Dans un nouveau rapport confidentiel adressé au Conseil de sécurité, le Groupe d’experts des Nations Unies dresse un bilan alarmant de la situation sécuritaire dans l’est de la République démocratique du Congo (RDC). Malgré l’adoption de la résolution 2773 (2025) exigeant le retrait des forces rwandaises et la cessation de tout appui, l’AFC/M23 a étendu son emprise de plus de 35% depuis les pourparlers de Doha en mars 2025.

Les experts onusiens signalent que la rébellion cherche à prendre le contrôle de centres urbains majeurs tels que Walikale, Kisangani, Kalemie et Beni. Cette avancée se traduit par une occupation croissante des territoires, bafouant directement les exigences formulées par l’ONU.

Le document onusien confirme que l’AFC/M23 dispose désormais d’une force de frappe estimée à près de 30 000 combattants. Cette puissance militaire est rendue possible grâce au soutien continu du Rwanda, qui maintient sur le sol congolais entre 14 000 et 18 000 soldats des Forces rwandaises de défense (RDF). Aucun retrait significatif de ces troupes n’a été constaté par les observateurs.

Au-delà des opérations sur le front, le mouvement transforme les zones conquises en véritable structure de gouvernance parallèle. Les experts soulignent que l’AFC/M23 cherche à s’imposer comme une administration territoriale autonome, voire à instaurer à terme une entité séparatiste.
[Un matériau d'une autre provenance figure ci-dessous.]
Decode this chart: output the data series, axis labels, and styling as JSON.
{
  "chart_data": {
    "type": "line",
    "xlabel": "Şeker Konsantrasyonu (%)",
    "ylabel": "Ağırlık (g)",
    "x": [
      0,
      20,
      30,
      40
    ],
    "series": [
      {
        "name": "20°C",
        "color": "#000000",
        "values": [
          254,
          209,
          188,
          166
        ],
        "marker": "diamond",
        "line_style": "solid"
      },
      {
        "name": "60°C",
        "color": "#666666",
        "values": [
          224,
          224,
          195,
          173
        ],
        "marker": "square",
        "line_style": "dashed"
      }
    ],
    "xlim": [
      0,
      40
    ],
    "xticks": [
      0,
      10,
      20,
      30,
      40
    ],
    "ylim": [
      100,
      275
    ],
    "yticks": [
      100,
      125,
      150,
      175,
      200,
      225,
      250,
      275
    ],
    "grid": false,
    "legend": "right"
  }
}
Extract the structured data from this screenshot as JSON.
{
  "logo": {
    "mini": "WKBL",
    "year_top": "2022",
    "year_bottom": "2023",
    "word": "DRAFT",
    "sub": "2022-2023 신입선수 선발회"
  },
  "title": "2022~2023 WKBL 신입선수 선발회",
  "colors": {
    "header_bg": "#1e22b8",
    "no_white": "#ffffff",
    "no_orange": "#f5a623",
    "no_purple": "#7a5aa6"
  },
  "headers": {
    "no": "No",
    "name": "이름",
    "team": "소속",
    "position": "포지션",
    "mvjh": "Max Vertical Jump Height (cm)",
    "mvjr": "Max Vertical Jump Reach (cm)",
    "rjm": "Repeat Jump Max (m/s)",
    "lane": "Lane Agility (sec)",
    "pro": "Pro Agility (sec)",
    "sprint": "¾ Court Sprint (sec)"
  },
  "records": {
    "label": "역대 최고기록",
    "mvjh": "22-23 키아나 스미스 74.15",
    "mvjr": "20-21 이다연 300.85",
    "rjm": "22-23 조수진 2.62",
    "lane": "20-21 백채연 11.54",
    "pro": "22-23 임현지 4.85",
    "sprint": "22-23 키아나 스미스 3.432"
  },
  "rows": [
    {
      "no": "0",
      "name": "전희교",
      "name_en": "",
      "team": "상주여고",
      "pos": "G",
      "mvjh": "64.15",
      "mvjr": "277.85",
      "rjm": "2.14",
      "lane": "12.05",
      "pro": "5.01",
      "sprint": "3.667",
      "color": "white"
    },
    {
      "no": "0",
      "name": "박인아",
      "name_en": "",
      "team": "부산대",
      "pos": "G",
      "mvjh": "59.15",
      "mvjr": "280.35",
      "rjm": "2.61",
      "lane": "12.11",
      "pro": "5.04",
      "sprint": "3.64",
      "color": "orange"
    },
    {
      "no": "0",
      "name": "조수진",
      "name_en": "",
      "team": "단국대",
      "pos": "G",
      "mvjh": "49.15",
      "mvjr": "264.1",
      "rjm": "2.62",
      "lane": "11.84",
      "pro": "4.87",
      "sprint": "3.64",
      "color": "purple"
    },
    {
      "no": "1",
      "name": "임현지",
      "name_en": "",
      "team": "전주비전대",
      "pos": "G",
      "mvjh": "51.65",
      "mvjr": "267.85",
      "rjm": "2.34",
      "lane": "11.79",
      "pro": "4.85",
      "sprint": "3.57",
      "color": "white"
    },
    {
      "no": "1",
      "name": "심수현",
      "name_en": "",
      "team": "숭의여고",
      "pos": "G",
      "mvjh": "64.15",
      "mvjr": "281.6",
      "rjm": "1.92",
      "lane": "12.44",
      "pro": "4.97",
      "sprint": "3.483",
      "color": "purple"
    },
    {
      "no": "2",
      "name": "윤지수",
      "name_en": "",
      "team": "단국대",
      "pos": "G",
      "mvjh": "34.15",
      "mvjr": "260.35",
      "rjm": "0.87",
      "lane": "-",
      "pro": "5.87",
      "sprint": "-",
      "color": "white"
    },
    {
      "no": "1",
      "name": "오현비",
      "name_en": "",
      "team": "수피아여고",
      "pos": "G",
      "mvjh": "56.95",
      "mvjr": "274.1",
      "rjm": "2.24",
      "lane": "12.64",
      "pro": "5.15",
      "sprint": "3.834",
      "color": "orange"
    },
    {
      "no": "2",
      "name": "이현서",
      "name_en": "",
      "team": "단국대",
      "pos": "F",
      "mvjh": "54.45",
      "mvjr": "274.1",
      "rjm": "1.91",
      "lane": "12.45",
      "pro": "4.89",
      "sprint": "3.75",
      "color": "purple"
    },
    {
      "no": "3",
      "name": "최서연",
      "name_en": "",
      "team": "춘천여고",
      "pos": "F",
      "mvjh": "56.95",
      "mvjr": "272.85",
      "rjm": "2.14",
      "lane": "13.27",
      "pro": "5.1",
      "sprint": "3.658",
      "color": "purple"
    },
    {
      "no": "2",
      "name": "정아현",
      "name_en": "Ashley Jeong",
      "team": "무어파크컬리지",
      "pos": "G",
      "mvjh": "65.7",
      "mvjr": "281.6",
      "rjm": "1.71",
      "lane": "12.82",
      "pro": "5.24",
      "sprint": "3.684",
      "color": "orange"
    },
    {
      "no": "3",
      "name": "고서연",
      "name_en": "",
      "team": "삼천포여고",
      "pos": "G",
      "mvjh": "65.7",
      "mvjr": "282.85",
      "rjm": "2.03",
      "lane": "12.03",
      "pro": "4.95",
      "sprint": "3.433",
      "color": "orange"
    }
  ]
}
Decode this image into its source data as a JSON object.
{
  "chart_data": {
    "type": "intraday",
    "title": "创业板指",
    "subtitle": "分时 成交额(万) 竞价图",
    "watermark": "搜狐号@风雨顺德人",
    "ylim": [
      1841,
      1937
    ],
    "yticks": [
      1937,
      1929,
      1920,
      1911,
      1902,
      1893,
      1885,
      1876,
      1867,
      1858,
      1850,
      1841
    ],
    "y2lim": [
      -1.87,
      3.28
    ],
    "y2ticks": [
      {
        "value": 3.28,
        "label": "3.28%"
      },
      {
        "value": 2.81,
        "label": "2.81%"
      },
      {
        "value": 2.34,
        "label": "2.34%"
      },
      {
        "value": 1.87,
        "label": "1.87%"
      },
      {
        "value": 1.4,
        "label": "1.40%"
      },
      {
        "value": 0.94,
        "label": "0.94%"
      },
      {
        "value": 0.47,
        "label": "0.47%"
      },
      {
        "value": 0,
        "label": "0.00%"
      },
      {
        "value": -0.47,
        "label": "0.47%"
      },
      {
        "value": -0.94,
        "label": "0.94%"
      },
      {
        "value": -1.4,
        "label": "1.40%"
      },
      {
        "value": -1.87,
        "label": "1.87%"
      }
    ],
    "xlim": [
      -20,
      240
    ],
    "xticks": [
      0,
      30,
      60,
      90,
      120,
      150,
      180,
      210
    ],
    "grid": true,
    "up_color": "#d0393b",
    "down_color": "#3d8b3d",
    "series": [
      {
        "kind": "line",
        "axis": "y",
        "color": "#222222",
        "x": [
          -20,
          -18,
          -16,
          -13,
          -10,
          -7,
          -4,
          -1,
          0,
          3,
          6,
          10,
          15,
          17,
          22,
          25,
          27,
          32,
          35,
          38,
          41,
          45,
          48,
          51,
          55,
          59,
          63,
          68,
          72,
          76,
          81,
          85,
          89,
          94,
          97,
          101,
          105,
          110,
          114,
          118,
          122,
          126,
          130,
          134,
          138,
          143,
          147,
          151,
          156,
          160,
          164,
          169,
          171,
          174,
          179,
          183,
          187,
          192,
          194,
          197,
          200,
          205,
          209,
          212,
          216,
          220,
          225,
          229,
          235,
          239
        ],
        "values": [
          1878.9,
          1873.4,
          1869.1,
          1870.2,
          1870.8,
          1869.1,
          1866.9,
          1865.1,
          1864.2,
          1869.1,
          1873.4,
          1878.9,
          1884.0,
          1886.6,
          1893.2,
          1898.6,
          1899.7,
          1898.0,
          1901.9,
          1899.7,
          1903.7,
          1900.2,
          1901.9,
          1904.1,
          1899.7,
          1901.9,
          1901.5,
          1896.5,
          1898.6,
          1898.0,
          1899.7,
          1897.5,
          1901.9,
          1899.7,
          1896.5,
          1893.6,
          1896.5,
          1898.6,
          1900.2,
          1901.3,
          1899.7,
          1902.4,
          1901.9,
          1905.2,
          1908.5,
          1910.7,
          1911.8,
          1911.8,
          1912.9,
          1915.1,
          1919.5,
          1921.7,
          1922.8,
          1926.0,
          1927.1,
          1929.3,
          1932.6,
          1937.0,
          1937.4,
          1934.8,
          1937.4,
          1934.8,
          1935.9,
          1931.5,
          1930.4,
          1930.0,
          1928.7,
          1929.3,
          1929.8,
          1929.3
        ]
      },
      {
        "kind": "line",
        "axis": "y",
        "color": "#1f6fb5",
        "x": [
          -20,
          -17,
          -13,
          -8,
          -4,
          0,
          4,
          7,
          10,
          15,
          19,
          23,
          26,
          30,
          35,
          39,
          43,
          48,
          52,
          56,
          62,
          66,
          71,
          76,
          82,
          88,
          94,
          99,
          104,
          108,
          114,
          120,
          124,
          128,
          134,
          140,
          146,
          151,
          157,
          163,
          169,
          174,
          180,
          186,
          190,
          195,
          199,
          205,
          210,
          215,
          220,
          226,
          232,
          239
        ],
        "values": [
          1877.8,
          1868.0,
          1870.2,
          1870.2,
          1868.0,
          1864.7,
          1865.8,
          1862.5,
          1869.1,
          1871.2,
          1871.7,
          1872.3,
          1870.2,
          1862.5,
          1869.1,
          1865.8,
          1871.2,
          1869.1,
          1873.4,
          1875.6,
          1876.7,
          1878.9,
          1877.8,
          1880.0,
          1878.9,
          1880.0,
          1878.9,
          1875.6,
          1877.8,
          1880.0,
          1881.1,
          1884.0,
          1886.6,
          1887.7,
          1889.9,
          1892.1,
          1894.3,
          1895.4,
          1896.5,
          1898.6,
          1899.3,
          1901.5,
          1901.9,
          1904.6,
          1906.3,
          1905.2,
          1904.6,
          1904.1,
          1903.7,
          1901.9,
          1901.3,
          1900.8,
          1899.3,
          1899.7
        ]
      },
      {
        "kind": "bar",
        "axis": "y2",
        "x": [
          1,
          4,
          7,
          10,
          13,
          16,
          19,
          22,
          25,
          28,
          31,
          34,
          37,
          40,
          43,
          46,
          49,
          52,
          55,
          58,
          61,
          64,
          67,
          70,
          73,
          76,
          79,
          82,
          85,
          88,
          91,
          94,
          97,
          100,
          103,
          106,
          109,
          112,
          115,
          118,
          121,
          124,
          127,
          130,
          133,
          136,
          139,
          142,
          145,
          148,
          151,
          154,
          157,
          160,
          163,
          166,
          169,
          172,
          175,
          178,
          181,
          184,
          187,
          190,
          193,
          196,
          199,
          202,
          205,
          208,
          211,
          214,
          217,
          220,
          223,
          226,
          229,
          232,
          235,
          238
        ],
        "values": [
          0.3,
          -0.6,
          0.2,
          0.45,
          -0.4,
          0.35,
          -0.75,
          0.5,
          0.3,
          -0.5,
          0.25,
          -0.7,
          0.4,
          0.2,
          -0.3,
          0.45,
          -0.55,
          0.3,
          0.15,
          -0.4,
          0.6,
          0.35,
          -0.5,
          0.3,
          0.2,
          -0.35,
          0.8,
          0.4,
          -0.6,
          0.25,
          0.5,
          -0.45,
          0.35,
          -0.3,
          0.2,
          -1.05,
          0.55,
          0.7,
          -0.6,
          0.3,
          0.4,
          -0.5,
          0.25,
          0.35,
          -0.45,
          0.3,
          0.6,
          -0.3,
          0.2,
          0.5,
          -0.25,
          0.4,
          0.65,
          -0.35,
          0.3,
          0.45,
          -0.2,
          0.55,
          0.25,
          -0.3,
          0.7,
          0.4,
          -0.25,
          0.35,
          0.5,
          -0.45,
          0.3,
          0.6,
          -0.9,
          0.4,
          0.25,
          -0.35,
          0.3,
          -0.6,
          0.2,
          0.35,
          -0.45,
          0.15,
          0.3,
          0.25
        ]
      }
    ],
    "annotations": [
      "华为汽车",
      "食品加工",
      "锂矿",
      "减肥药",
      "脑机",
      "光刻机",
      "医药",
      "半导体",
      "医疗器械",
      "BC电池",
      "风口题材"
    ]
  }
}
« L’AFC/M23 a continué de privilégier l’expansion militaire, intensifiant ses opérations dans le but de prendre Walikale, Kisangani, Kalemie et Beni. Depuis le lancement du processus de Doha, en mars 2025, la superficie des territoires occupés par le groupe a augmenté de plus de 35%, en violation de la résolution 2773 (2025) du Conseil de sécurité », déplorent-ils dans leur rapport transmis au Conseil de sécurité des Nations unies

Cette situation accroît la vulnérabilité des populations locales, régulièrement victimes de violations graves du droit international humanitaire. Cette intensification des violences et des conquêtes territoriales intervient en dépit des multiples efforts de médiation, notamment le processus de Doha.

Les différentes feuilles de route et mécanismes de cessez-le-feu peinent à produire des effets concrets sur le terrain. Face à cette situation, l’ONU rappelle qu’il ne peut y avoir de solution militaire et exhorte les parties à respecter leurs engagements internationaux.